BEIRUT — Syria’s civil war has reached a stalemate and international efforts to persuade President Bashar Assad to quit will fail, Russia’s Foreign Minister Sergei Lavrov said on Saturday.
Mainly Sunni Muslim rebels seeking to overthrow Assad are fighting on the edge of the capital Damascus and expanding southwards from their northern strongholds in Aleppo and Idlib into the central province of Hama.
But Assad, from the Alawite minority linked to Shiite Islam, has responded with artillery, air strikes and — according to the NATO military alliance which is stationing anti-missile defences in neighbouring Turkey — with Scud-type missiles.

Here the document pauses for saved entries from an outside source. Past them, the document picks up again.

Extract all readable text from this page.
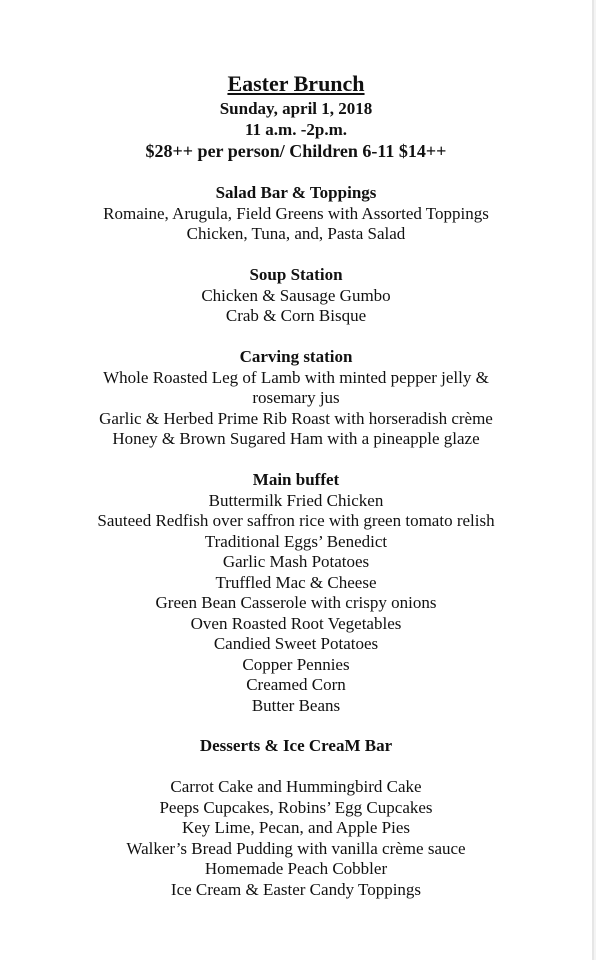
Easter Brunch
Sunday, april 1, 2018
11 a.m. -2p.m.
$28++ per person/ Children 6-11 $14++
Salad Bar & Toppings
Romaine, Arugula, Field Greens with Assorted Toppings
Chicken, Tuna, and, Pasta Salad
Soup Station
Chicken & Sausage Gumbo
Crab & Corn Bisque
Carving station
Whole Roasted Leg of Lamb with minted pepper jelly & rosemary jus
Garlic & Herbed Prime Rib Roast with horseradish crème
Honey & Brown Sugared Ham with a pineapple glaze
Main buffet
Buttermilk Fried Chicken
Sauteed Redfish over saffron rice with green tomato relish
Traditional Eggs’ Benedict
Garlic Mash Potatoes
Truffled Mac & Cheese
Green Bean Casserole with crispy onions
Oven Roasted Root Vegetables
Candied Sweet Potatoes
Copper Pennies
Creamed Corn
Butter Beans
Desserts & Ice CreaM Bar
Carrot Cake and Hummingbird Cake
Peeps Cupcakes, Robins’ Egg Cupcakes
Key Lime, Pecan, and Apple Pies
Walker’s Bread Pudding with vanilla crème sauce
Homemade Peach Cobbler
Ice Cream & Easter Candy Toppings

The Kremlin’s Middle East envoy was quoted as saying earlier this month that the rebels could defeat Assad’s forces and that Moscow was preparing a possible evacuation of Russians, the strongest signs yet that it is preparing for a post-Assad Syria.

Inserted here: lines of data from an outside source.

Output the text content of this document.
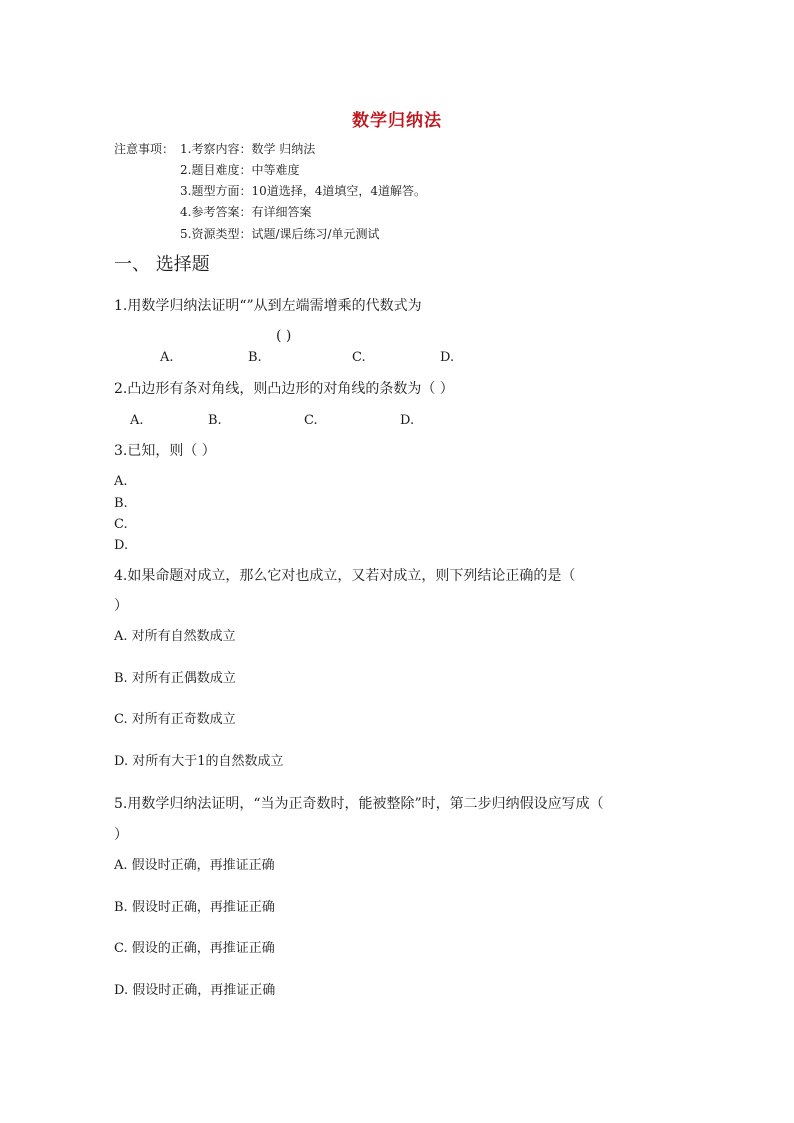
数学归纳法
注意事项： 1.考察内容：数学 归纳法
2.题目难度：中等难度
3.题型方面：10道选择，4道填空，4道解答。
4.参考答案：有详细答案
5.资源类型：试题/课后练习/单元测试
一、 选择题
1.用数学归纳法证明“”从到左端需增乘的代数式为
( )
A.	B.	C.	D.
2.凸边形有条对角线，则凸边形的对角线的条数为（ ）
A.	B.	C.	D.
3.已知，则（ ）
A.
B.
C.
D.
4.如果命题对成立，那么它对也成立，又若对成立，则下列结论正确的是（
）
A. 对所有自然数成立
B. 对所有正偶数成立
C. 对所有正奇数成立
D. 对所有大于1的自然数成立
5.用数学归纳法证明，“当为正奇数时，能被整除”时，第二步归纳假设应写成（
）
A. 假设时正确，再推证正确
B. 假设时正确，再推证正确
C. 假设的正确，再推证正确
D. 假设时正确，再推证正确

That followed concerted calls from Western powers and some Arab countries for Assad to step down before Syria’s 21-month-old conflict, which has killed more than 44,000 people according to activists, wreaks more destruction.
But Lavrov said the Syrian president was not about to bow to pressure from opponents or more sympathetic leaders in Moscow and Beijing.
“Listen, no one is going to win this war,” he told reporters aboard a government plane en route to Moscow from the Russia-EU summit in Brussels. “Assad is not going anywhere, no matter what anyone says, be it China or Russia.”